Piston Crown Machining

Call us for expert advice and a quotation for your engine machining requirements.

There are several reasons why piston crowns may need machining.

In diesel engines, the piston protrusion from the cylinder block controls both the compression ratio and squish clearance between the piston itself and the cylinder head.  Both these factors are critical to the clean and efficient running of any diesel engine so it is particularly important to ensure that these dimensions are correct.

Older diesel engines were supplied with “pre topped” pistons which would require machining to comply with the manufacturers specifications and equally, modern diesels which have had machining work done to cylinder blocks and heads may also need to have their piston crowns machined to compensate for material which has been removed elsewhere.

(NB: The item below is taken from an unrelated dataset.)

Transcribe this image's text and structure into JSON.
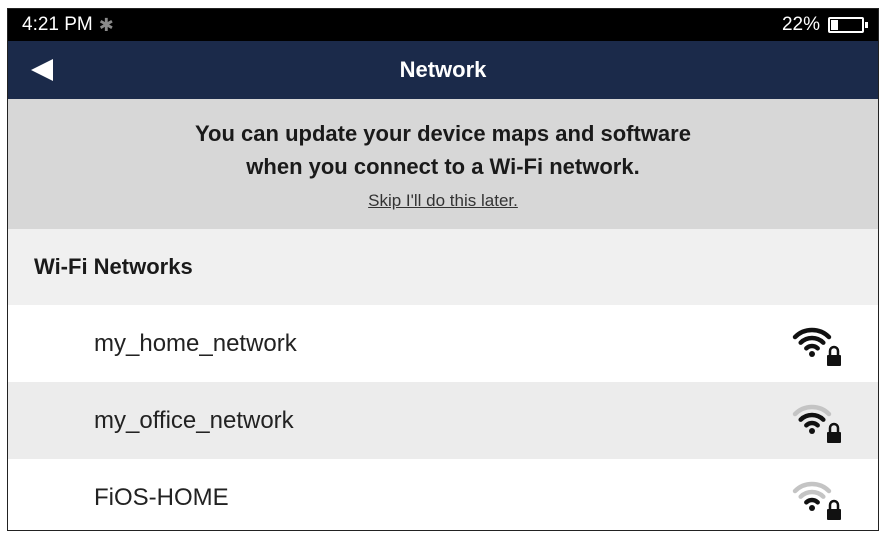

Compression ratio is also vitally important in petrol engines with turbo chargers fitted.  In order to prevent compression rising beyond acceptable limits which can result in detonation and ultimately engine failure, material removed from the cylinder head or block mating surfaces can be compensated for by machining the piston crowns.  H T Howard are able to machine your pistons to prevent these issues occurring.

When fitting aftermarket turbochargers or superchargers the manufacturers of such kits will often specify a reduction in compression ratio to achieve the best reliable results.  While some prefer the easy option of fitting a compression plate, this method detracts from the efficiency of the combustion process by increasing the squish clearance between the piston and cylinder head which in turn reduces the efficiency of the flame path.

As an alternative to a compression plate, H T Howard can machine piston crowns to incorporate a bowl.  This adds the volume needed to reduce compression but leaves the overall piston height intact so maintaining the squish clearance needed for efficient combustion.

 Procedure

 All piston crown topping or bowl machining is done using our lathe, and regardless of which operation is to be carried out the procedure will be much the same.

Most pistons have a machined area inside the piston skirt which can be used as a datum point when setting up.  A machined ring of the correct size is located on this area and this is used to support the piston on the lathe face plate.  The piston is secured in position against the face plate using a draw bar.  A pin through the piston boss locates in an eye at one end of the draw bar which in turn runs through the rear of the lathe spindle where it is secured with a wheel nut which in turn pulls the piston against the face plate.

Once lightly secured, the piston is set in a concentric position with the aid of a dial indicator gauge before being finally tightened against the face plate.

A further check is made to ensure that the piston crown is also running correctly at 90 degrees to the piston axis.  Once the lathe tool is set at the correct height and approach angle the machining operation can begin.

Piston Topping

When machining purely to remove material from a flat piston crown (when machining older style diesel pistons for example) a series of small cuts can be made across the total diameter of the piston until the correct amount of material has been removed.

Bowl Re-profiling

However, when re-profiling existing bowls or machining in new ones, the machining operations are slightly more complex.

Firstly a cutting tool which will give the final bowl shape needs to be selected.  This tool may be profiled in such a way as to create the correct radii within the piston crown and ultimately achieve the final bowl shape.

The cutting tool is set at the diameter of the bowl required and used to cut into the piston crown in a series of cuts until the finished depth of the bowl is reached.  These cuts are relatively small in depth and the automatic cross feed is used to machine across the piston crown until the final shape is achieved.